The film opens with dialogue like this, a lot of which is mumbled by Tom Hanks in a low voice.  There are no concessions to the audience in trying to work out what's going on, and on first viewing you'll maybe understand half of it, if that.  Forcing an audience to concentrate on what the characters are saying isn't necessarily a downside, it emphasises both the alien nature of the primitive world of the characters and their connection to our world.

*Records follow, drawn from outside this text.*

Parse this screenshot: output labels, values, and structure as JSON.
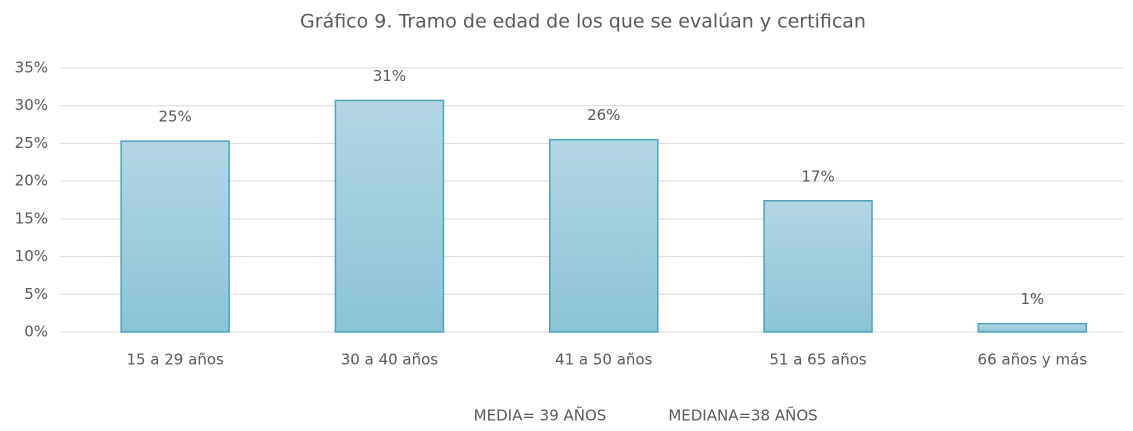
{
  "chart_data": {
    "type": "bar",
    "title": "Gráfico 9. Tramo de edad de los que se evalúan y certifican",
    "categories": [
      "15 a 29 años",
      "30 a 40 años",
      "41 a 50 años",
      "51 a 65 años",
      "66 años y más"
    ],
    "values": [
      25.3,
      30.7,
      25.5,
      17.4,
      1.1
    ],
    "value_labels": [
      "25%",
      "31%",
      "26%",
      "17%",
      "1%"
    ],
    "color": "#9ccbdd",
    "ylim": [
      0,
      35
    ],
    "yticks": [
      {
        "value": 0,
        "label": "0%"
      },
      {
        "value": 5,
        "label": "5%"
      },
      {
        "value": 10,
        "label": "10%"
      },
      {
        "value": 15,
        "label": "15%"
      },
      {
        "value": 20,
        "label": "20%"
      },
      {
        "value": 25,
        "label": "25%"
      },
      {
        "value": 30,
        "label": "30%"
      },
      {
        "value": 35,
        "label": "35%"
      }
    ],
    "grid": true,
    "annotations": [
      "MEDIA= 39 AÑOS",
      "MEDIANA=38 AÑOS"
    ]
  }
}
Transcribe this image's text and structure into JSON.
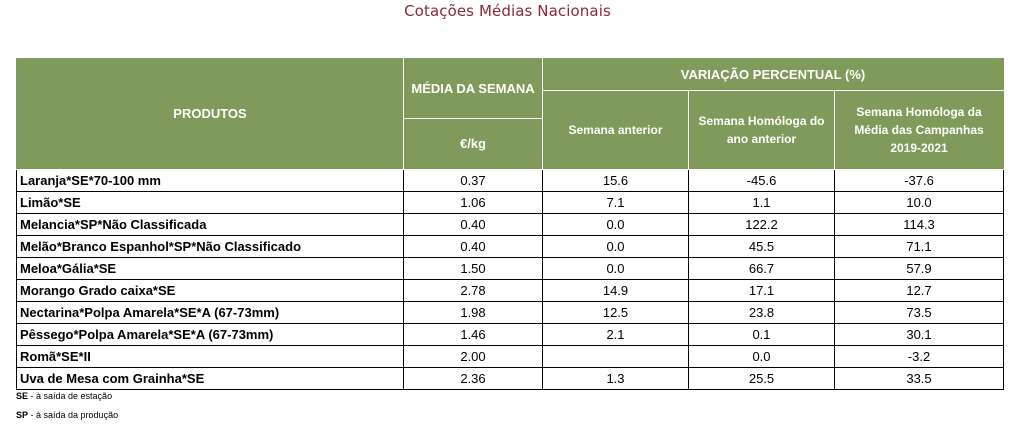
{
  "title": "Cotações Médias Nacionais",
  "header": {
    "produtos": "PRODUTOS",
    "media_semana": "MÉDIA DA SEMANA",
    "unit": "€/kg",
    "variacao": "VARIAÇÃO PERCENTUAL (%)",
    "semana_anterior": "Semana anterior",
    "semana_homologa": "Semana Homóloga do ano anterior",
    "semana_homologa_campanhas": "Semana Homóloga da Média das Campanhas 2019-2021"
  },
  "rows": [
    {
      "product": "Laranja*SE*70-100 mm",
      "media": "0.37",
      "anterior": "15.6",
      "homologa": "-45.6",
      "campanhas": "-37.6"
    },
    {
      "product": "Limão*SE",
      "media": "1.06",
      "anterior": "7.1",
      "homologa": "1.1",
      "campanhas": "10.0"
    },
    {
      "product": "Melancia*SP*Não Classificada",
      "media": "0.40",
      "anterior": "0.0",
      "homologa": "122.2",
      "campanhas": "114.3"
    },
    {
      "product": "Melão*Branco Espanhol*SP*Não Classificado",
      "media": "0.40",
      "anterior": "0.0",
      "homologa": "45.5",
      "campanhas": "71.1"
    },
    {
      "product": "Meloa*Gália*SE",
      "media": "1.50",
      "anterior": "0.0",
      "homologa": "66.7",
      "campanhas": "57.9"
    },
    {
      "product": "Morango Grado caixa*SE",
      "media": "2.78",
      "anterior": "14.9",
      "homologa": "17.1",
      "campanhas": "12.7"
    },
    {
      "product": "Nectarina*Polpa Amarela*SE*A (67-73mm)",
      "media": "1.98",
      "anterior": "12.5",
      "homologa": "23.8",
      "campanhas": "73.5"
    },
    {
      "product": "Pêssego*Polpa Amarela*SE*A (67-73mm)",
      "media": "1.46",
      "anterior": "2.1",
      "homologa": "0.1",
      "campanhas": "30.1"
    },
    {
      "product": "Romã*SE*II",
      "media": "2.00",
      "anterior": "",
      "homologa": "0.0",
      "campanhas": "-3.2"
    },
    {
      "product": "Uva de Mesa com Grainha*SE",
      "media": "2.36",
      "anterior": "1.3",
      "homologa": "25.5",
      "campanhas": "33.5"
    }
  ],
  "footnotes": [
    {
      "code": "SE",
      "text": " - à saída de estação"
    },
    {
      "code": "SP",
      "text": " - à saída da produção"
    }
  ]
}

Robert Frobisher (Ben Whishaw) and Rufus Sixmith (James D'Arcy)
The contrasts in tone between these stories are hugely impressive, particularly the way in which 'Cloud Atlas' cuts between the micro and macro scale.  So we get an action-packed adventure through a futuristic city, complete with hoverbike chases, huge explosions and martial arts gunplay, and then without skipping a beat we'll be in a contemporary retirement home in Scotland plotting a 'jailbreak'.  It's like going from 'Minority Report' to 'Last of the Summer Wine' in the blink of an eye.  This isn't some refuge in audacity to distract from any failings, it actually works!  Emotional high points in each story coincide with each other and there are myriad ways each the time periods subtly link together (this is definitely a film that benefits from multiple viewings).  One stylistic choice the directors make is to shoot everything in the same way, with no concessions made to making the past seem distant, or the future especially visually confusing.  The upshot is that there's a continuity to the visual style, which goes a long way towards making the film one larger story rather than six short films.

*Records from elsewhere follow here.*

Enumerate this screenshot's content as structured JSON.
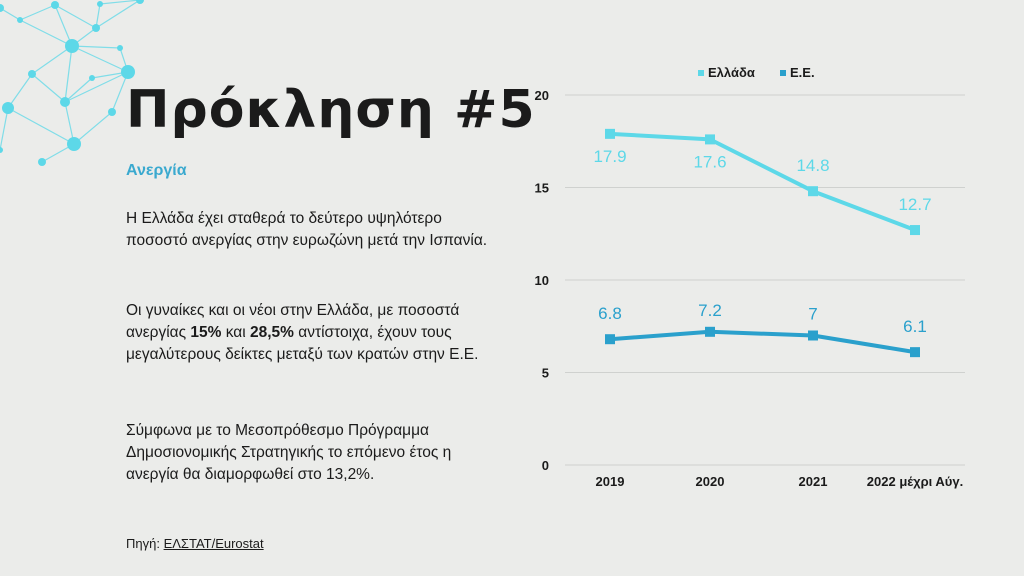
{
  "title": "Πρόκληση #5",
  "subtitle": "Ανεργία",
  "paragraphs": {
    "p1": "Η Ελλάδα έχει σταθερά το δεύτερο υψηλότερο ποσοστό ανεργίας στην ευρωζώνη μετά την Ισπανία.",
    "p2_a": "Οι γυναίκες και οι νέοι στην Ελλάδα, με ποσοστά ανεργίας ",
    "p2_b": "15%",
    "p2_c": " και ",
    "p2_d": "28,5%",
    "p2_e": " αντίστοιχα, έχουν τους μεγαλύτερους δείκτες μεταξύ των κρατών στην Ε.Ε.",
    "p3": "Σύμφωνα με το Μεσοπρόθεσμο Πρόγραμμα Δημοσιονομικής Στρατηγικής το επόμενο έτος η ανεργία θα διαμορφωθεί στο 13,2%."
  },
  "source": {
    "label": "Πηγή: ",
    "link": "ΕΛΣΤΑΤ/Eurostat"
  },
  "colors": {
    "greece": "#5dd8e8",
    "eu": "#2aa0cc",
    "accent": "#3aa9cf",
    "network": "#5dd8e8"
  },
  "chart_data": {
    "type": "line",
    "categories": [
      "2019",
      "2020",
      "2021",
      "2022 μέχρι Αύγ."
    ],
    "series": [
      {
        "name": "Ελλάδα",
        "values": [
          17.9,
          17.6,
          14.8,
          12.7
        ],
        "labels": [
          "17.9",
          "17.6",
          "14.8",
          "12.7"
        ]
      },
      {
        "name": "Ε.Ε.",
        "values": [
          6.8,
          7.2,
          7,
          6.1
        ],
        "labels": [
          "6.8",
          "7.2",
          "7",
          "6.1"
        ]
      }
    ],
    "ylim": [
      0,
      20
    ],
    "yticks": [
      "0",
      "5",
      "10",
      "15",
      "20"
    ],
    "grid": true,
    "legend_position": "top"
  }
}
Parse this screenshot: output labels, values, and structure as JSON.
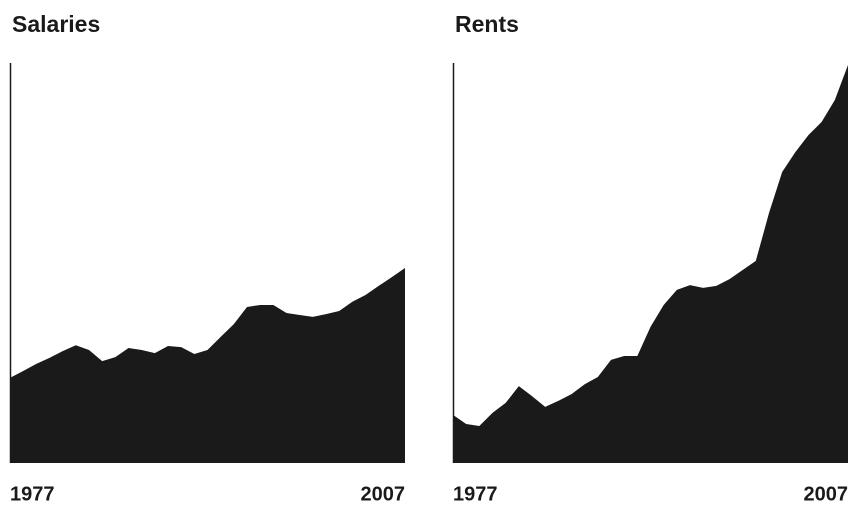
{
  "chart_data": [
    {
      "type": "area",
      "title": "Salaries",
      "x": [
        1977,
        1978,
        1979,
        1980,
        1981,
        1982,
        1983,
        1984,
        1985,
        1986,
        1987,
        1988,
        1989,
        1990,
        1991,
        1992,
        1993,
        1994,
        1995,
        1996,
        1997,
        1998,
        1999,
        2000,
        2001,
        2002,
        2003,
        2004,
        2005,
        2006,
        2007
      ],
      "values": [
        21.4,
        23.1,
        24.9,
        26.4,
        28.1,
        29.6,
        28.4,
        25.6,
        26.6,
        28.9,
        28.4,
        27.6,
        29.4,
        29.1,
        27.4,
        28.4,
        31.7,
        34.9,
        39.2,
        39.7,
        39.7,
        37.7,
        37.2,
        36.7,
        37.4,
        38.2,
        40.5,
        42.2,
        44.5,
        46.7,
        49.0
      ],
      "color": "#1a1a1a",
      "xlim": [
        1977,
        2007
      ],
      "xticks": [
        1977,
        2007
      ],
      "ylim": [
        0,
        100
      ]
    },
    {
      "type": "area",
      "title": "Rents",
      "x": [
        1977,
        1978,
        1979,
        1980,
        1981,
        1982,
        1983,
        1984,
        1985,
        1986,
        1987,
        1988,
        1989,
        1990,
        1991,
        1992,
        1993,
        1994,
        1995,
        1996,
        1997,
        1998,
        1999,
        2000,
        2001,
        2002,
        2003,
        2004,
        2005,
        2006,
        2007
      ],
      "values": [
        12.1,
        9.8,
        9.3,
        12.6,
        15.1,
        19.3,
        16.8,
        14.1,
        15.6,
        17.3,
        19.8,
        21.6,
        25.9,
        26.9,
        26.9,
        34.2,
        39.7,
        43.5,
        44.7,
        44.0,
        44.5,
        46.2,
        48.5,
        50.8,
        62.8,
        73.1,
        78.1,
        82.4,
        85.7,
        91.2,
        100
      ],
      "color": "#1a1a1a",
      "xlim": [
        1977,
        2007
      ],
      "xticks": [
        1977,
        2007
      ],
      "ylim": [
        0,
        100
      ]
    }
  ]
}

This all feeds into the messages of the film, namely that there are certain universal human qualities that transcend time and space.  Everything about the way the film is constructed underlines this message: race, age, period and gender are irrelevancies as far as 'Cloud Atlas' is concerned.  What's important are acts of kindness big and small, and co-operation and trust between people.  Each of the stories examined features a series of collaborations between people, and over and over again we see great acts and works produced when people work together and tragedy striking when people act in their own self-interest at the expense of others.

Hugh Grant!
The structure of 'Cloud Atlas' diminishes the role of the individual in the grand scale of things explaining that no-one can achieve greatness on their own, everyone stands on the shoulders of others.  This sounds pretty straightforward and sensible, but puts the film in philosophical opposition to vast tracts of Western cinema, which tends to prioritise the Campbellian journey of the individual.  'Cloud Atlas' defiantly refuses to have a protagonist, and goes to great lengths to blur the line between heroism and villainy through the multiple roles each actor plays.  In one story Jim Broadbent might play a bumbling loveable grump who learns the importance of co-operation, and in another a hateful, blackmailing old miser living leechlike off someone else's talent.  Both characters share aspects of their personalities and so we have to evaluate why one is sympathetic and one isn't, and what choices led them to that point.   Inevitably if you're thinking like this you begin to analyse yourself; what impact have the choices you've made had on your personality?

There is also an absolute smorgasbord of visual loveliness in this film.
'Cloud Atlas' is far from a perfect film, or even a great one.  But with its wild ambitions and earnest optimism it's difficult to dislike.  I'd much rather see a film that's a bit hit and miss than something glossily successful that achieves its limited goals.  They don't make many films like 'Cloud Atlas'; too unselfconsciously weird to be taken entirely seriously; too serious and moral to be made fun of.  Sure it's butt-numbingly long, and at times it consciously sets out to alienate and confuse the audience, but for all its flaws the film is stuffed with moments of genuine lyricism that make it a must-see, if only to appreciate the scale of the cinematic ambition present in every frame.

****/*****

'Cloud Atlas' is on general release from 22nd February.